Am I right that dataset size/refresh limitations (1GB Pro, 10GB
Premium) are also applied for dashboard or .pbix sharing? Since
dashboard or .pbix file will contain all the data. So in import mode I
won't be able to share dashboard based on table > 1/10GB, right?
When you share the report, is not a copy of the dataset, just the report front end. For example with a report with a 1GB dataset, if there are three users using the report, it will just be 1GB in the back end not 1GB * 3 in total in memory. If you share the report by deploying it to a new workspace or coping it again in the work space, then it will take up another 1GB space.
If question 1 answer is Yes, using DirectQuery mode is the only way we
can bypass 10 GB limitation, right?
Yes the only way to overcome the datset limitation is the use of direct query, with the option of aggregation mode to store a sub-set of the data.

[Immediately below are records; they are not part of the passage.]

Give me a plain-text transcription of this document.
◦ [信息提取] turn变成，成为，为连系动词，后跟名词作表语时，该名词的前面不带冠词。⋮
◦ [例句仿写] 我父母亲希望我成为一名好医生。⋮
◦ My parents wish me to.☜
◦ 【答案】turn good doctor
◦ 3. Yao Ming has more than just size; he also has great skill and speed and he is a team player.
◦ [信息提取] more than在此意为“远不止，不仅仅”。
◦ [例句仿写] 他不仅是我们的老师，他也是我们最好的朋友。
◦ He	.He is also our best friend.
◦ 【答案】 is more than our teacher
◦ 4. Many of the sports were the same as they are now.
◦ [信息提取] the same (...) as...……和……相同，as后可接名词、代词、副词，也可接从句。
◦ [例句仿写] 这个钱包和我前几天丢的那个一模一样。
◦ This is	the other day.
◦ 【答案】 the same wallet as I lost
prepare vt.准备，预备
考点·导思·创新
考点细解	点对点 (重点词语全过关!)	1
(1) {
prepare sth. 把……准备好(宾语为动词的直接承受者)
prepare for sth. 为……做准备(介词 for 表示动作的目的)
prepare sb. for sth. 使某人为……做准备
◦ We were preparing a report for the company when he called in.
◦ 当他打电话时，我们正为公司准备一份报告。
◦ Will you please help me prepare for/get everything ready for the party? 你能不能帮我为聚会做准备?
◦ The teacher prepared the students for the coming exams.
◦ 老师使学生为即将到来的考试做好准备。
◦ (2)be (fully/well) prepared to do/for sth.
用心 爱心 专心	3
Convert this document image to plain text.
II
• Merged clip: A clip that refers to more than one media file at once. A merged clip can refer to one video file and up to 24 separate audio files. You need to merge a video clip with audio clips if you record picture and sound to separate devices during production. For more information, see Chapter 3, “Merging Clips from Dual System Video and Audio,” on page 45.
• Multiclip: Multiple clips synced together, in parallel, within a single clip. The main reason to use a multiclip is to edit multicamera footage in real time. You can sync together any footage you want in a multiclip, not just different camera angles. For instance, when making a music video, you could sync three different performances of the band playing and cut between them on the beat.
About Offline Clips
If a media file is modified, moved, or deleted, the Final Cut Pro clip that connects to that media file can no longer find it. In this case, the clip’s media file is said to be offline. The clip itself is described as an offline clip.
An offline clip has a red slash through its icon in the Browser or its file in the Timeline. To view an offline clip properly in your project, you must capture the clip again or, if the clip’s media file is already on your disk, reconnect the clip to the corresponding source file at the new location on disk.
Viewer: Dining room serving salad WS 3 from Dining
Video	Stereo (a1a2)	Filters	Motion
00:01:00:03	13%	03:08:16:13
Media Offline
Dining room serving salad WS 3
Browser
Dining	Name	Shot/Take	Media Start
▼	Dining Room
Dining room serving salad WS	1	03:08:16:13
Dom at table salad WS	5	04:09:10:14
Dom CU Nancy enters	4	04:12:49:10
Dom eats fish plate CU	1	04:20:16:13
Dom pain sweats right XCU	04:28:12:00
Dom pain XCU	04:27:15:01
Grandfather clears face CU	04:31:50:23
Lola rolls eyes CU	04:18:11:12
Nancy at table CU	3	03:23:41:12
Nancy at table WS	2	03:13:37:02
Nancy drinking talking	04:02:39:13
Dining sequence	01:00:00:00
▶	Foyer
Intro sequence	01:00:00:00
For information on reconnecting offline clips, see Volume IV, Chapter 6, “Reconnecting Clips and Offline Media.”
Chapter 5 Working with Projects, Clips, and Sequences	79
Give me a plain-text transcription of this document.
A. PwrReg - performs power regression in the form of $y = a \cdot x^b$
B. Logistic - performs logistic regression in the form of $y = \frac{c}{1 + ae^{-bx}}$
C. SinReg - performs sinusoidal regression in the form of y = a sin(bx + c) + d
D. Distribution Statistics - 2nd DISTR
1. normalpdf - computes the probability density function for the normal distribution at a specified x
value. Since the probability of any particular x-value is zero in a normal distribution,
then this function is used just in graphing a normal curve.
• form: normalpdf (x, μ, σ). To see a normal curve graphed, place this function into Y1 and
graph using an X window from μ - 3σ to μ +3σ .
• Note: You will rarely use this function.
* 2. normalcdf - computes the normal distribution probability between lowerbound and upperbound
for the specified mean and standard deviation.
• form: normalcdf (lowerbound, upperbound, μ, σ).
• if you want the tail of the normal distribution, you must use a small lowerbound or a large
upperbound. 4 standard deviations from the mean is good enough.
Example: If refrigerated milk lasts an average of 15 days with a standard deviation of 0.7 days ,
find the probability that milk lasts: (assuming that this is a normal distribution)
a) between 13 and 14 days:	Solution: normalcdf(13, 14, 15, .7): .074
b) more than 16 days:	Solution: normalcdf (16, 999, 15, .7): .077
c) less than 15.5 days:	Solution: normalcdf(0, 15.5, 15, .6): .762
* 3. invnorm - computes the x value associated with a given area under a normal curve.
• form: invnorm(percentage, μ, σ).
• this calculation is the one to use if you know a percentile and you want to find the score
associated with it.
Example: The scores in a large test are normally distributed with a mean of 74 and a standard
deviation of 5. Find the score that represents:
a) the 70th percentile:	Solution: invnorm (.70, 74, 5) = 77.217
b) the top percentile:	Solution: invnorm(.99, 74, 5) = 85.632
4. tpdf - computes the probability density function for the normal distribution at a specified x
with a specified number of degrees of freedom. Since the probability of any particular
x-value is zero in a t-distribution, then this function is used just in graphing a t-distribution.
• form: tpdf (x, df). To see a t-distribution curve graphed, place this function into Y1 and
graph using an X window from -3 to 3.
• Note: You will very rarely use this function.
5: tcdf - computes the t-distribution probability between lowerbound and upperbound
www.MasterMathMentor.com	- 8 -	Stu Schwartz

Is it possible to bypass dataset limit with aggregated tables? Maybe
build visualizations based on Aggregated tables, and not include
not-aggregated huge fact tables.
This will depend on the amount of aggregation that you will apply to the granular data. If you can answer the organisation/business questions using a query that aggregates the data, then use that approach, other wise if you need a combination, then use the Aggregation Mode in Power BI. Best Practice is to only bring in the data that you need, both in term of columns, rows and granular detail.
Is it possible to bypass dataset limit with own PBI Report Server? For
example, import data from source that support only import mode (i.e.
ADLS) to PBI Desktop, build .pbix file of size 12 GB, download it to
custom Report Server and re-import (refresh) report there 8 times per
day. Is it possible to do without Premium subscription?
Yes, to some degree. Report server is limited to a 1GB size by default, as it stores the report/dataset in the Report Server DB. You can update this in the config, but when you open a large report you spin up a hidden SSAS instance to dump it into the in memory engine. If you have a number of users loading big reports with complex measures, you'll suck up RAM on the server. There is a good answer on the Power BI community site here
Direct Query/Live Connection is designed for large datasets that do not fit into Power BI, I recommend leveraging the data end be it Azure Tabular/Azure SQL DB/DWH etc, to do the heavy lifting and aggregating of data, as you'll burn time loading, data into Power BI on refresh schedules for large datasets.